2. The box as a space is meant to confine and preserve, to protect and incorporate, to maintain and save.
3. The artist, almost in an alchemist’s manner, turns ordinary raw materials into precious ones. His ‘cosmos’ is one of abundance. Everything can become the material of art; everything has a right to immortality.
4. Inside the boxes stories unfold, snapshots from ‘another cosmos’ whose starring figures originate in the world of fairy tales, comic books and pop culture; excerpts from narratives that claim their autonomy by acquiring new, joyous meanings thanks to the unexpected layout the artist had in store for them.
Yet the true protagonist is Joy.
5. The works of Costas Tsiknis reflect a pagan world where the distinction between inanimate and animate does not exist. The miniscule, repetitive forms on the frame are no less alive than the figures inside the box. There is life in both the microcosm and the macrocosm, on both visible and invisible levels. The artist stands at the borderline between the two worlds as a mediator, a medium.

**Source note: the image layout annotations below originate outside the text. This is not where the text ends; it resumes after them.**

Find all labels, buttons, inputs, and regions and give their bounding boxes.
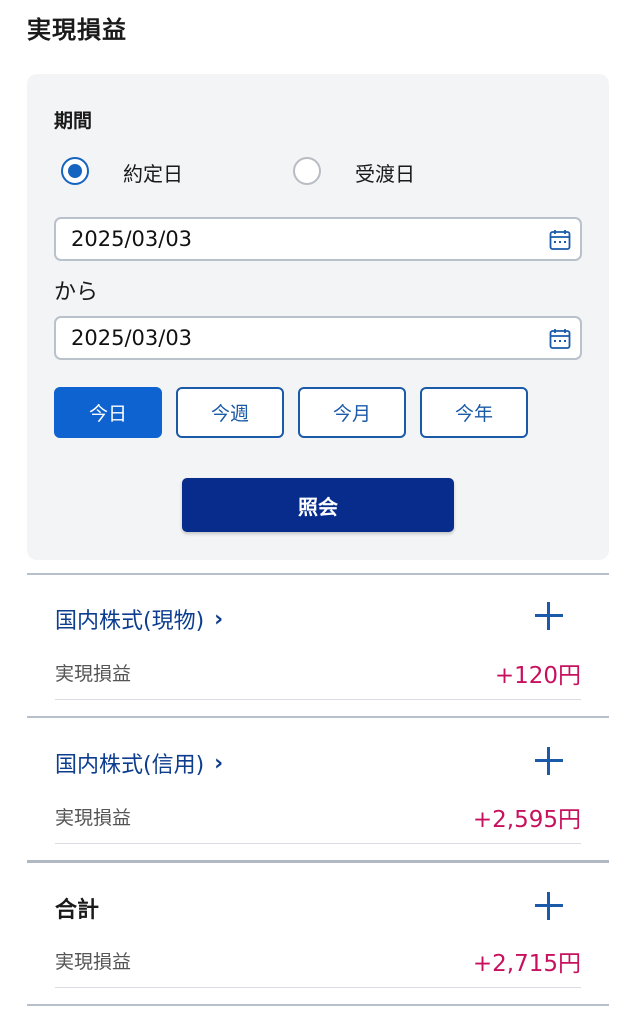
- metric-label: 実現損益: [55, 663, 132, 685]
- radio-settlement-date-label: 受渡日: [355, 162, 415, 186]
- to-date-input[interactable]: 2025/03/03: [54, 316, 582, 360]
- query-button[interactable]: 照会: [182, 478, 454, 532]
- section-title-label: 国内株式(現物): [55, 609, 205, 634]
- from-date-input[interactable]: 2025/03/03: [54, 217, 582, 261]
- calendar-icon[interactable]: [549, 328, 571, 350]
- section-title-label: 国内株式(信用): [55, 753, 205, 778]
- plus-icon[interactable]: [535, 602, 563, 630]
- radio-trade-date-label: 約定日: [123, 162, 183, 186]
- radio-trade-date[interactable]: 約定日: [61, 154, 183, 188]
- calendar-icon[interactable]: [549, 229, 571, 251]
- section-title-domestic-cash[interactable]: 国内株式(現物) ›: [55, 603, 223, 635]
- date-type-radio-group: 約定日 受渡日: [61, 154, 581, 188]
- row-divider: [55, 843, 581, 844]
- today-button[interactable]: 今日: [54, 387, 162, 438]
- radio-settlement-date[interactable]: 受渡日: [293, 154, 415, 188]
- section-divider: [27, 1004, 609, 1006]
- this-week-button[interactable]: 今週: [176, 387, 284, 438]
- period-label: 期間: [54, 110, 93, 132]
- metric-value: +2,715円: [472, 951, 581, 977]
- chevron-right-icon: ›: [214, 606, 224, 632]
- radio-checked-icon[interactable]: [61, 157, 89, 185]
- page-title: 実現損益: [27, 16, 127, 44]
- filter-panel: 期間 約定日 受渡日 2025/03/03 から 2025/03/03 今日 今…: [27, 74, 609, 560]
- section-title-total: 合計: [55, 892, 99, 924]
- chevron-right-icon: ›: [214, 750, 224, 776]
- metric-value: +2,595円: [472, 807, 581, 833]
- section-title-label: 合計: [55, 898, 100, 923]
- from-date-value: 2025/03/03: [71, 227, 193, 251]
- row-divider: [55, 699, 581, 700]
- to-date-value: 2025/03/03: [71, 326, 193, 350]
- this-month-button[interactable]: 今月: [298, 387, 406, 438]
- metric-label: 実現損益: [55, 951, 132, 973]
- section-title-domestic-margin[interactable]: 国内株式(信用) ›: [55, 747, 223, 779]
- radio-unchecked-icon[interactable]: [293, 157, 321, 185]
- metric-value: +120円: [494, 663, 581, 689]
- metric-label: 実現損益: [55, 807, 132, 829]
- section-divider: [27, 860, 609, 863]
- section-divider: [27, 573, 609, 575]
- date-range-separator: から: [54, 280, 99, 305]
- section-divider: [27, 716, 609, 718]
- plus-icon[interactable]: [535, 747, 563, 775]
- plus-icon[interactable]: [535, 892, 563, 920]
- this-year-button[interactable]: 今年: [420, 387, 528, 438]
- row-divider: [55, 987, 581, 988]
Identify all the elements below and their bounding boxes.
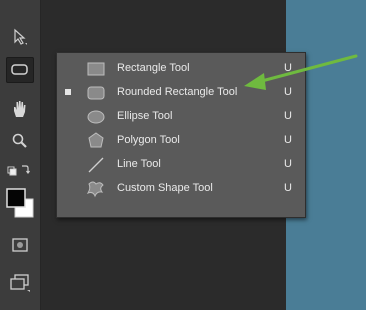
callout-arrow: [244, 54, 358, 90]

6. Yet how innocent is this word? Its phosphorescent childishness, its fairytale quality, its booming joy — are all these products of the artist’s imaginary escape into the cloudless realm of Good? If so, what is the Evil that all those countless ‘eye beads’ are trying to ward off? Who is the bad wolf that threatens Little Red Riding Hood? Ultimately, is there any Good and Evil or is it all one thing in the ‘other cosmos’ of Costas Tsiknis?
7. The boxes are born out of circumstances; they are the children of Fate, nods by friends, presents waiting to be opened. (Others call them the Underworld’s sly tricks.)